I tell her to slowly count to five and imagine Carter hanging in the air that long - long enough to catch his own rebound and dunk over the head of a giant.  I tell her about Alvin Williams’ grit guarding Allan Iverson, Lenny Wilkens’ unfailing calm, and referees who’ll give technical fouls to Charles Oakley just for staring at a guy.

I tell her about the WNBA, and the female referees in the NBA.  I remind her that at an airport I asked one of them, Violet Palmer, to shake my hand, and her graciousness lit up the room.

It’s hard to be a team fan, I tell my daughter.  (I still own jerseys with the names of now-departed Mark Jackson and Charles Oakley.)  But if you love the game, you can watch your guys get kicked all over the Staples Center in Los Angeles and still have a great talk about Kobe Bryant’s performance with the desk clerk at your hotel that night.

I believe basketball demands the most an athlete can offer.  You have to be strong, you have to be quick, you have to be clever, and you have to be fearless in the face of anterior cruciate ligament tears.

“Did you really go to a Raptors game in your ball gown?” my daughter asks.  She knows I did.  What choice did I have?  The ball was at the Royal York Hotel, the game just metres away.  We bolted for the Air Canada Centre after cocktails and were back in time for the silent auction, although I forgot to remove my jersey until someone in sequins made a remark.
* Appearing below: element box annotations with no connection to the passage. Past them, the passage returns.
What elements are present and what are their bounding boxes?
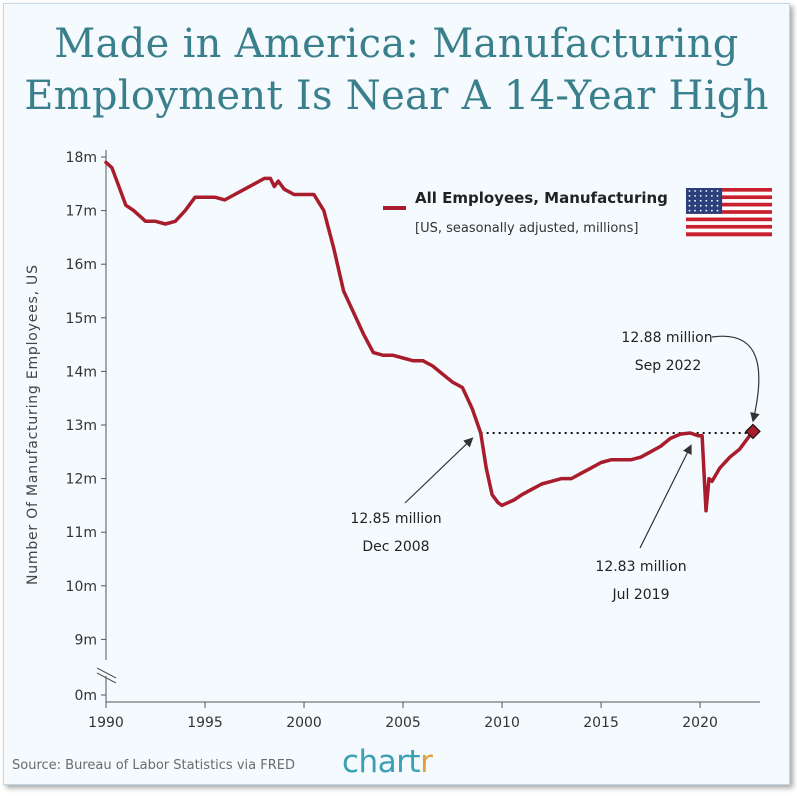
annotation-value-label: 12.85 million <box>350 511 441 527</box>
y-tick-label: 10m <box>66 579 97 595</box>
annotation-date-label: Jul 2019 <box>612 587 670 603</box>
us-flag-icon <box>686 188 772 237</box>
legend-sublabel: [US, seasonally adjusted, millions] <box>415 221 638 236</box>
annotation-value-label: 12.83 million <box>595 559 686 575</box>
y-tick-label: 12m <box>66 472 97 488</box>
y-axis-title: Number Of Manufacturing Employees, US <box>25 265 41 585</box>
source-note: Source: Bureau of Labor Statistics via F… <box>12 758 295 773</box>
y-tick-label: 16m <box>66 257 97 273</box>
axis-break-mark <box>96 672 117 684</box>
annotation-value-label: 12.88 million <box>621 330 712 346</box>
annotation-date-label: Dec 2008 <box>362 539 429 555</box>
chart-title: Made in America: Manufacturing Employmen… <box>4 18 789 122</box>
annotation-arrow <box>404 437 474 504</box>
y-tick-label: 9m <box>74 632 97 648</box>
endpoint-marker <box>745 423 761 440</box>
logo-accent-text: r <box>420 744 433 780</box>
axis-break-mark <box>96 667 117 679</box>
x-tick-label: 2010 <box>484 715 520 731</box>
chart-card: Made in America: Manufacturing Employmen… <box>3 3 790 785</box>
y-tick-label: 14m <box>66 364 97 380</box>
x-tick-label: 2015 <box>583 715 619 731</box>
annotation-arrow <box>711 335 760 423</box>
y-tick-label: 13m <box>66 418 97 434</box>
x-tick-label: 2005 <box>385 715 421 731</box>
y-tick-label: 17m <box>66 204 97 220</box>
x-tick-label: 1995 <box>187 715 223 731</box>
x-tick-label: 2020 <box>682 715 718 731</box>
series-line <box>104 160 755 513</box>
annotation-arrow <box>639 444 692 549</box>
legend-label: All Employees, Manufacturing <box>415 189 668 207</box>
y-tick-label: 11m <box>66 525 97 541</box>
chartr-logo: chartr <box>342 744 433 780</box>
x-tick-label: 1990 <box>88 715 124 731</box>
y-tick-label: 15m <box>66 311 97 327</box>
title-line-1: Made in America: Manufacturing <box>54 21 739 67</box>
y-tick-label: 0m <box>74 688 97 704</box>
annotation-date-label: Sep 2022 <box>635 358 701 374</box>
title-line-2: Employment Is Near A 14-Year High <box>24 73 769 119</box>
x-tick-label: 2000 <box>286 715 322 731</box>
logo-main-text: chart <box>342 744 421 780</box>
y-tick-label: 18m <box>66 150 97 166</box>
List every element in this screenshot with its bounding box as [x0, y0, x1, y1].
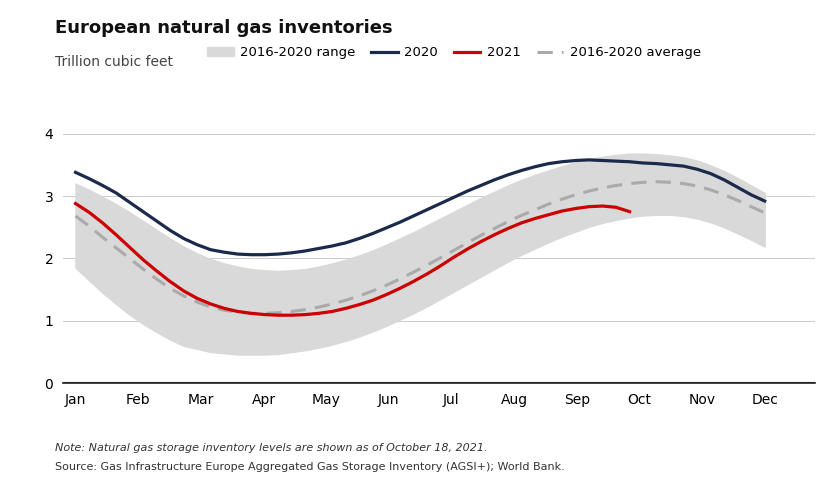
Text: Trillion cubic feet: Trillion cubic feet	[55, 55, 172, 69]
Text: Source: Gas Infrastructure Europe Aggregated Gas Storage Inventory (AGSI+); Worl: Source: Gas Infrastructure Europe Aggreg…	[55, 462, 564, 472]
Text: Note: Natural gas storage inventory levels are shown as of October 18, 2021.: Note: Natural gas storage inventory leve…	[55, 443, 487, 453]
Legend: 2016-2020 range, 2020, 2021, 2016-2020 average: 2016-2020 range, 2020, 2021, 2016-2020 a…	[202, 41, 706, 65]
Text: European natural gas inventories: European natural gas inventories	[55, 19, 392, 37]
“But basketball is not elitist,” I tell my daughter.  “Anyone can play.  You don’t need expensive equipment or a posh club.  You don’t even need height.”

With its cool fusion of rural dreams and urban drive, its rhythms pounded out on tarmacs from prestigious universities to prison yards, basketball was made for Canada.  (The people of Almonte, Ont. will even tell you it was made in Canada.)  Over the years our country has exported to the United States everyone from our doctors, nurses, astronauts, writers, and yes, basketball players, to Pamela Anderson.  We give, and we give and we give.  Frankly the Americans owe us, and missile defense systems are not what we need.  We need more fun.  We need more basketball.  We need the children of towns like St. Catharines to get busy setting screens and outsmarting zone defences.

On Aug. 1, we were given the sign we sought.  We were granted Vince Carter.  And this week he hit the court in his quest to take the team “to the next level”.

He’s young, he’s beautiful, insanely talented, yet polite and unassuming.  And he’s making big coin in his adopted country.  As my daughter would say: “How Canadian is that?”